About twenty years ago I found some specimens of Lysenachia stricta on the banks of the Schuylkill, and not having before seen it in Pennsylvania, I took them up and plant-ed them in my garden, where they flourished and died without producing seed. I regret-ed the loss, but was surprised the following year to find several plants of the same kind, upon which, when examining them for seed, I found none, but observed a number of small bulbs formed in the axils of the leaves, which at the death of the plants fell to the ground and continued to grow through the winter, and rooting in the soil produced plants the next season. This manner of reproduction from the fallen bulbs has been continued every year from that time to the present - care having been annually taken to leave a a space about two feet square for the growth of the plants from the bulbs. It has been interesting to me to observe from time to time, the growth of the small bulbs lying on the ground, increasing from about a quarter of an inch to near or quite an inch in length during the winter season.
The soil in which they were planted I suppose to have been so unsuited to their nature as to prevent the production of seed, and they were obliged to call into operation the additional power of their nature given to prevent the extinction of the species.
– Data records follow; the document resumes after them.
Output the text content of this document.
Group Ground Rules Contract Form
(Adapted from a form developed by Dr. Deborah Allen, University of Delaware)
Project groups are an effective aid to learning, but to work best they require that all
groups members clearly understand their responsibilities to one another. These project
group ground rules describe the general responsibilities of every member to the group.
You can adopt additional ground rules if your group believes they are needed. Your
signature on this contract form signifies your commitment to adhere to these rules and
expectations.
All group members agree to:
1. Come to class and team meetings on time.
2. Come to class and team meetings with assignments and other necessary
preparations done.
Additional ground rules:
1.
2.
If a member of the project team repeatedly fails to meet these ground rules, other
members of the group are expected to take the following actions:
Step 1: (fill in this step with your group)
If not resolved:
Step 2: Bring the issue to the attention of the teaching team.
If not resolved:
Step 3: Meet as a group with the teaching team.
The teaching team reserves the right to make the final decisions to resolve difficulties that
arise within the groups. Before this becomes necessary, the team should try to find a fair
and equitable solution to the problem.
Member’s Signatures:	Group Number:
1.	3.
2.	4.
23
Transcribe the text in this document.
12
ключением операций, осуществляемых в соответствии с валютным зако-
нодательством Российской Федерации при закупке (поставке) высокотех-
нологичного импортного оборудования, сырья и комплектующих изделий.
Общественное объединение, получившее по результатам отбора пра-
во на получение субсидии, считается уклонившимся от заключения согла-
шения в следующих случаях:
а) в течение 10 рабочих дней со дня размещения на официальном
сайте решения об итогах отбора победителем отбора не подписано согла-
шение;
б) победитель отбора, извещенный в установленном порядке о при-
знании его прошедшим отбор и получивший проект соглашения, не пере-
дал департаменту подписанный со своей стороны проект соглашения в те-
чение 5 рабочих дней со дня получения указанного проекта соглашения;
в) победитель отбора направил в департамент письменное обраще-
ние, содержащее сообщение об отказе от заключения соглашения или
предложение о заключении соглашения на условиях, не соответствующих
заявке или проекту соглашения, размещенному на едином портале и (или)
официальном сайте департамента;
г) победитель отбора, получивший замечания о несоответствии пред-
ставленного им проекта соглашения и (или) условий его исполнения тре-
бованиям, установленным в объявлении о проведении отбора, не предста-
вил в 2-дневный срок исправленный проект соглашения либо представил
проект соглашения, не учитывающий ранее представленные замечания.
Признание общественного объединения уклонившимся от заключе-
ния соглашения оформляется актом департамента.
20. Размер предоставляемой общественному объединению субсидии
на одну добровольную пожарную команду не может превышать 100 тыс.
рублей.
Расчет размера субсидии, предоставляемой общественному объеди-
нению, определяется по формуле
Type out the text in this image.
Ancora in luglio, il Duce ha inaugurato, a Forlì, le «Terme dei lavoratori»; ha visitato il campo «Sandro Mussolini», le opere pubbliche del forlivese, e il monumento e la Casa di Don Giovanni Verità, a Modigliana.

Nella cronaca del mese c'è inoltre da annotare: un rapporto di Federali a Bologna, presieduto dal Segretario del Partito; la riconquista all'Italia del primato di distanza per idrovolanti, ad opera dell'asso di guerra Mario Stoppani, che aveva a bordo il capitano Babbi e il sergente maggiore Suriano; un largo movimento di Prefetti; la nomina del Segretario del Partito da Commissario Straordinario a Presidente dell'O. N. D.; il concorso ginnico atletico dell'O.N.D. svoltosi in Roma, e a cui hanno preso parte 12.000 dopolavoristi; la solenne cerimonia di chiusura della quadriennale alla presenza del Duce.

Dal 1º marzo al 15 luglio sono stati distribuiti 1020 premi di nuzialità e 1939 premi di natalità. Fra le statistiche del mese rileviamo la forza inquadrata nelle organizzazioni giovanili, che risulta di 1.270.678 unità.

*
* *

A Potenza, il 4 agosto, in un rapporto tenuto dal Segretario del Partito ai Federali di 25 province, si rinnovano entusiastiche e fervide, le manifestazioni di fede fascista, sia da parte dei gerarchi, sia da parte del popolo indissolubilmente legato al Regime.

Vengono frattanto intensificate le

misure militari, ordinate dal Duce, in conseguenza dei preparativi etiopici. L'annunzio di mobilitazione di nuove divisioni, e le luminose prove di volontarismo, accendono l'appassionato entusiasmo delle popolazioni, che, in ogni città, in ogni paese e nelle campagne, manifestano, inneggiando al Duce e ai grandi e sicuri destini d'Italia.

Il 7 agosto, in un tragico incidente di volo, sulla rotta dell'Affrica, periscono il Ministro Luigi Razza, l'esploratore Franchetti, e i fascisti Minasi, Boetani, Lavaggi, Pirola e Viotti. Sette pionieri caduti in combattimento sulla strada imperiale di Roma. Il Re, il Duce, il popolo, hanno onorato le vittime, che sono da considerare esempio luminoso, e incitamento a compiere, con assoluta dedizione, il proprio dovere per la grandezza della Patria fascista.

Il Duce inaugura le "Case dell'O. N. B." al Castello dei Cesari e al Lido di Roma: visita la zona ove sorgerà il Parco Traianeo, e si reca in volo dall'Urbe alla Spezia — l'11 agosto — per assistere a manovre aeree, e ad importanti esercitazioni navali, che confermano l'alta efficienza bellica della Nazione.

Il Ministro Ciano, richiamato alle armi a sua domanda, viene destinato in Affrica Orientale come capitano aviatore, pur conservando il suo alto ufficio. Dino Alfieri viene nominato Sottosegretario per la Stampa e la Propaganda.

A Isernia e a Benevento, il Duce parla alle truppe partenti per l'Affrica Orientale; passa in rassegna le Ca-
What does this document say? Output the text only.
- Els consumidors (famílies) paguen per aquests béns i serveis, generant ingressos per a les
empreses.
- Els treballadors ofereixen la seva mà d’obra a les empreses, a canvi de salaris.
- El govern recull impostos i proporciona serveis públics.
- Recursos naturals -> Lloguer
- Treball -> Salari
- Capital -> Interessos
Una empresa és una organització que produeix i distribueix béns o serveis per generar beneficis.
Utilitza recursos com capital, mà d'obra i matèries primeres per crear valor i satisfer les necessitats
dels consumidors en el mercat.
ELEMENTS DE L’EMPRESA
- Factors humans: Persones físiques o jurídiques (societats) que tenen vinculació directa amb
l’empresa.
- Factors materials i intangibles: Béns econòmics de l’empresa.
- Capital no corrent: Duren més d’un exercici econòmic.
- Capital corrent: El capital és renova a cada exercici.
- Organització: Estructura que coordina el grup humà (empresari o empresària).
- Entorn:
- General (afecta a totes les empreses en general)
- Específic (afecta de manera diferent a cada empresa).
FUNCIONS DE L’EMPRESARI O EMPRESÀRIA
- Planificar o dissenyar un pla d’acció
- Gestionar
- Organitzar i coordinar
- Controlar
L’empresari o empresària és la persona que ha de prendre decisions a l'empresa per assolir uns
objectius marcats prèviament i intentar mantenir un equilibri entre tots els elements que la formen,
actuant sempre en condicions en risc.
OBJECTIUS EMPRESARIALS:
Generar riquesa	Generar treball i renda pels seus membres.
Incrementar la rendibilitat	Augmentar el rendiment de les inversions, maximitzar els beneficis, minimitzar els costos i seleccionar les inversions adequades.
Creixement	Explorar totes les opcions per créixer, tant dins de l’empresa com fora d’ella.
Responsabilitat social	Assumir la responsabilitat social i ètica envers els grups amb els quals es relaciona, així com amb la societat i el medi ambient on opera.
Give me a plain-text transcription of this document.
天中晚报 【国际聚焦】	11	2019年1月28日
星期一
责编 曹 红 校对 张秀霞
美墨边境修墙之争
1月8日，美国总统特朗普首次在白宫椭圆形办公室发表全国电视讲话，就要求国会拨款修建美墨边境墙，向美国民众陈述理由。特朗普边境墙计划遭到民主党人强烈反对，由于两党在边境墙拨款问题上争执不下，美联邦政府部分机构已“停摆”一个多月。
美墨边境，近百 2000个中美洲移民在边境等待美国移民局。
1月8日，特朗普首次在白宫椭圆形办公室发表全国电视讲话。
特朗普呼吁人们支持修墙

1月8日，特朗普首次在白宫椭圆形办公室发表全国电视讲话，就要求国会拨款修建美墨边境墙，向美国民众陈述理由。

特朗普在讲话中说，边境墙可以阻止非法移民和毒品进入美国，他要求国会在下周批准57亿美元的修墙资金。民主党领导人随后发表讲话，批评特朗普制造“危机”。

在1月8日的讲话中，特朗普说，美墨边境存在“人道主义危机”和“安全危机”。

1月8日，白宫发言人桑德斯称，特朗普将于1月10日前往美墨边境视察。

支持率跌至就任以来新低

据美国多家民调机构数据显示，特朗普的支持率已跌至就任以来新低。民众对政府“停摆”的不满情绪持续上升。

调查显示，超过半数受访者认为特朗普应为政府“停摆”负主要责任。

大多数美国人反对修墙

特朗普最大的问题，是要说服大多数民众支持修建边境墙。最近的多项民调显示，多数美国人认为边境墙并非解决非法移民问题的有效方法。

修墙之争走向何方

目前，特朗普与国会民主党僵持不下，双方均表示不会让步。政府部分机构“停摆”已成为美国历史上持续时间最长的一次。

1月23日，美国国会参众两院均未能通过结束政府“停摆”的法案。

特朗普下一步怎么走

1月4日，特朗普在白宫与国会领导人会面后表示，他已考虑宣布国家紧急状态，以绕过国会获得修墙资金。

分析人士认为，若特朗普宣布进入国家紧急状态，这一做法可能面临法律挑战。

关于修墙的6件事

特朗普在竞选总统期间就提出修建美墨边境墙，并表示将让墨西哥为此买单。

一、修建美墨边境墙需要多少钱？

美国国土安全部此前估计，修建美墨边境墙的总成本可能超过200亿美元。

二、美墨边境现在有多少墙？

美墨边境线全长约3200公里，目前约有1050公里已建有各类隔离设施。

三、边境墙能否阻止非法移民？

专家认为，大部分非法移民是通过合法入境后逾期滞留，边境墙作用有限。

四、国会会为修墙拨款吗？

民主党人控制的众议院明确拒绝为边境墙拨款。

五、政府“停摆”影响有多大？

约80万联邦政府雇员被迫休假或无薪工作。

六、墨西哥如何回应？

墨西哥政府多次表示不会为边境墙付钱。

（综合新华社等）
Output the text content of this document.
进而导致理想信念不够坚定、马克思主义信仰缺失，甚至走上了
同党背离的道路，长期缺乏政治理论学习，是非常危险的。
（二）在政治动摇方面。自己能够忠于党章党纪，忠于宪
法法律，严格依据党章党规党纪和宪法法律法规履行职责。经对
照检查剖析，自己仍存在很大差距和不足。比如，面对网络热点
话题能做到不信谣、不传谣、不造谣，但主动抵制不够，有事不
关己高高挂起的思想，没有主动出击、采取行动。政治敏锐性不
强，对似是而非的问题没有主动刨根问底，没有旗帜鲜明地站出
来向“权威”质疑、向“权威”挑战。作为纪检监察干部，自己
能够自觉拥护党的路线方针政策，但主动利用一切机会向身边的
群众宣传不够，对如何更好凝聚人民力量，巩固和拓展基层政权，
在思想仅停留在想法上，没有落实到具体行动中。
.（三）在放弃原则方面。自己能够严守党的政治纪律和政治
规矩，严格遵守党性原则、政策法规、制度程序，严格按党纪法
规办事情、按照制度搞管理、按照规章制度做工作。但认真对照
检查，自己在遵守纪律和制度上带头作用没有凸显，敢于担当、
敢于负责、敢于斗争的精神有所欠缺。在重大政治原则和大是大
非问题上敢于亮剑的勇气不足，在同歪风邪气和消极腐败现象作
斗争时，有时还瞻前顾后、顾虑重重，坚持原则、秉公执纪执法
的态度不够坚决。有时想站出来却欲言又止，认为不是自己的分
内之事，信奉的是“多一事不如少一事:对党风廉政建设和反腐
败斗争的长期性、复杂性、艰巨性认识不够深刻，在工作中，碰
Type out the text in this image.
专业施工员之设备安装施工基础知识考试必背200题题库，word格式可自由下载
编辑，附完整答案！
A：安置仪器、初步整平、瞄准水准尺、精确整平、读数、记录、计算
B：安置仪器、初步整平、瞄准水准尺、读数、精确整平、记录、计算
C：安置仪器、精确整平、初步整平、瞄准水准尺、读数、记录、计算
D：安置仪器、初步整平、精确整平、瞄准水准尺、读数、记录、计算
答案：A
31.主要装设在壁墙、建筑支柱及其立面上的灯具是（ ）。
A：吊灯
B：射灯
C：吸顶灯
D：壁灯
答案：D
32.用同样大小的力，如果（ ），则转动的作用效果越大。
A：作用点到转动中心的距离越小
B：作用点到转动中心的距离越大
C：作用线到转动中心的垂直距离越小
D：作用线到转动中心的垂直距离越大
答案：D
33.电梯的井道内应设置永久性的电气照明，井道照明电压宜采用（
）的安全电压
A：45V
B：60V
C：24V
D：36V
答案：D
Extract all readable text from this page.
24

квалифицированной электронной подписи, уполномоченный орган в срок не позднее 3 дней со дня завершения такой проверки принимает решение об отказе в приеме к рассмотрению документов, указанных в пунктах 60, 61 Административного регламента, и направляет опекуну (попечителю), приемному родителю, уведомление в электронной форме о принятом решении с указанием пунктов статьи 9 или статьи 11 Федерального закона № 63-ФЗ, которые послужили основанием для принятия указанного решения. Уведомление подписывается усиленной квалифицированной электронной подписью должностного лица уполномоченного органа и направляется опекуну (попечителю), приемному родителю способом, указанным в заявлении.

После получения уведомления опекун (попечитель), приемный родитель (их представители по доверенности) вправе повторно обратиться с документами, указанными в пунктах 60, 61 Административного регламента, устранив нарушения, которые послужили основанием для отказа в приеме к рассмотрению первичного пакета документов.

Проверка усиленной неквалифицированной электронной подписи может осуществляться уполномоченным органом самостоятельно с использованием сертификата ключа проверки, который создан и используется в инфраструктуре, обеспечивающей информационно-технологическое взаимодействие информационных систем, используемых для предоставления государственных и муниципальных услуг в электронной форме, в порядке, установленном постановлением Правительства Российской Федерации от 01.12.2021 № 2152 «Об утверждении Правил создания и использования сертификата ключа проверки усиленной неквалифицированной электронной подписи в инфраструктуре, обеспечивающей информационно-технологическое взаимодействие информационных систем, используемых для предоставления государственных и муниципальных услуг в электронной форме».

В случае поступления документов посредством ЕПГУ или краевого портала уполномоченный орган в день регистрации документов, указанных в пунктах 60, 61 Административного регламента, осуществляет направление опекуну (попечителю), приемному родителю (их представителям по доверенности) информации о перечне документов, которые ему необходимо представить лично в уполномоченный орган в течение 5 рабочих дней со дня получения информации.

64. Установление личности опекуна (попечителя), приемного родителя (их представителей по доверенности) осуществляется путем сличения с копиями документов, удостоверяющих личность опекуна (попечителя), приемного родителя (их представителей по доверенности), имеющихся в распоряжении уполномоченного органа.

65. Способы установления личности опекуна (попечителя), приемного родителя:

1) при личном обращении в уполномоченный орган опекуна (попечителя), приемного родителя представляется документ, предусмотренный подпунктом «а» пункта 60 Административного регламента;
But the reproduction from bulbs is not rare. During the past season a singular extension of power was shown; there were but few plants permitted to grow, and I examined them for bulbs at what I thought the usual season, and found none, but continuing to examine occasionally, I found a few bulbs on some of the plants, of smaller size and later in the season as I thought, although I may have been mistaken - but on two of the plants there were no bulbs, and on one of these, late in the season - when the others were entirely dead, and of this one the top was entirely dead to within two inches of the ground, I discovered three buds on the living part, perhaps half an inch apart, and on different sides of the stalk; these buds differed in form from a common bud, producing a branch, and also from the common bulb - being of a conical form, about half an inch in length, and about as large at the base as the stalk to which they were attached, and resembling the spur of the common dunghill cock; this singular growth, originating in the decaying stalk of an annual plant, I regarded as being unusual, and upon examining them a few days after, I found one of the buds lying upon the ground, apparently prepared to form a new plant, as the bulbs have hitherto done; and upon re-examination a few days after, although it still differed much in appearance from the bulbs around it, yet there remained no doubt that its office was the same, and if not destroyed, that it will become a perfect plant, showing the care of the Creator in providing the means to prevent any species from being lost.
A. W. Corson
Montgomery County, Pa., 11 mo. 97,18500.